Money is exiting, but CNBC notes that “the majority of assets have remained in place.”
“It’s not the ETF investors who are driving the sell off,” said Matt Hougan, Bitwise Asset Management CIO, on “ETF Edge.”
He says much of the broader pressure may come from crypto investors who built positions over many years and are now trimming exposure, along with hedge funds and short‑term traders who use the most liquid ETFs as tools and pull capital quickly when momentum turns negative.
At CNBC’s Digital Finance Forum, Galaxy CEO Mike Novogratz said the crypto market’s “era of speculation” may be ending and that returns will look more like those from a long-term holding.
“It’s going to be real world assets with much lower returns,” he said, adding that “retail people don’t get into crypto because they want to make 11 percent annualized,” but because “they want to make 30 to one, eight to one, 10 to one.”
Will Rhind, founder and CEO of GraniteShares, told “ETF Edge” that “it’s tough to be a bitcoin investor right now,” pointing to the performance of other “hard” assets such as gold.
For investors who backed the “digital gold” concept, he said of this period, “this is not supposed to happen” when bitcoin is going down nearly 50 percent and “gold’s not supposed to go to all time highs.”
Away from crypto, risk appetite is returning in emerging markets, with a tilt toward more active ETF strategies.
Bloomberg reports that the Avantis Emerging Markets Equity ETF, the largest actively managed emerging‑markets equity ETF, saw US$429.5m in new cash on a single Friday, its largest daily inflow since 13 May, pushing assets to a record US$20.3bn.
The surge came the same day the Supreme Court struck down President Trump’s sweeping global tariffs.
Trump later announced a new 15 percent across‑the‑board levy “which effectively resets the playing field for America’s trade partners” by removing more punitive tariffs on India, China and Brazil.
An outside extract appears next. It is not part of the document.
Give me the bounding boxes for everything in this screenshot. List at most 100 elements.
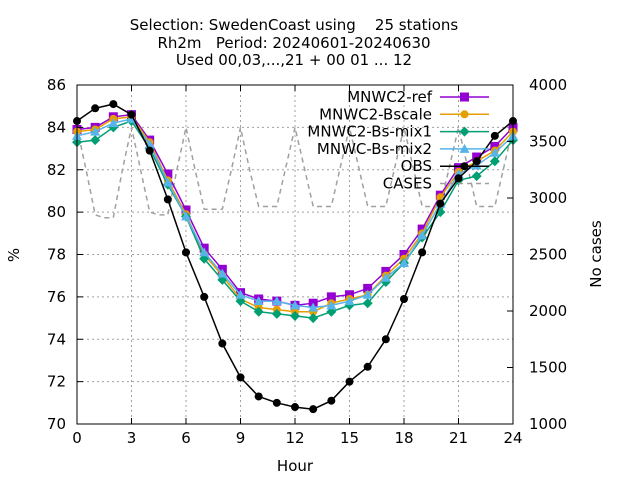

“Though it’s probably not the end of the story, the headline is a net positive and markets should respond positively to the removal of policy uncertainty,” said Malcolm Dorson, senior portfolio manager at Global X Management Co.
Bloomberg reports that emerging‑market equity ETFs have attracted more than US$35bn in net inflows this year, with equity benchmarks from Brazil and Colombia to South Korea hovering near all‑time highs.
The roughly US$553bn emerging‑market equity ETF universe is still more than 90 percent passive by assets, but active funds are “gaining momentum,” pulling in nearly 15 percent of year‑to‑date inflows.
“Many investors aren’t happy with the traditional index, which is about 80 percent Asia and over 25 percent China,” Dorson said.
He told Bloomberg that investors are “shying away from the benchmark concentration risks” by moving assets to active managers and creating their own allocations via single‑country ETFs, with growing interest in Latin American markets such as Argentina, Colombia and Brazil.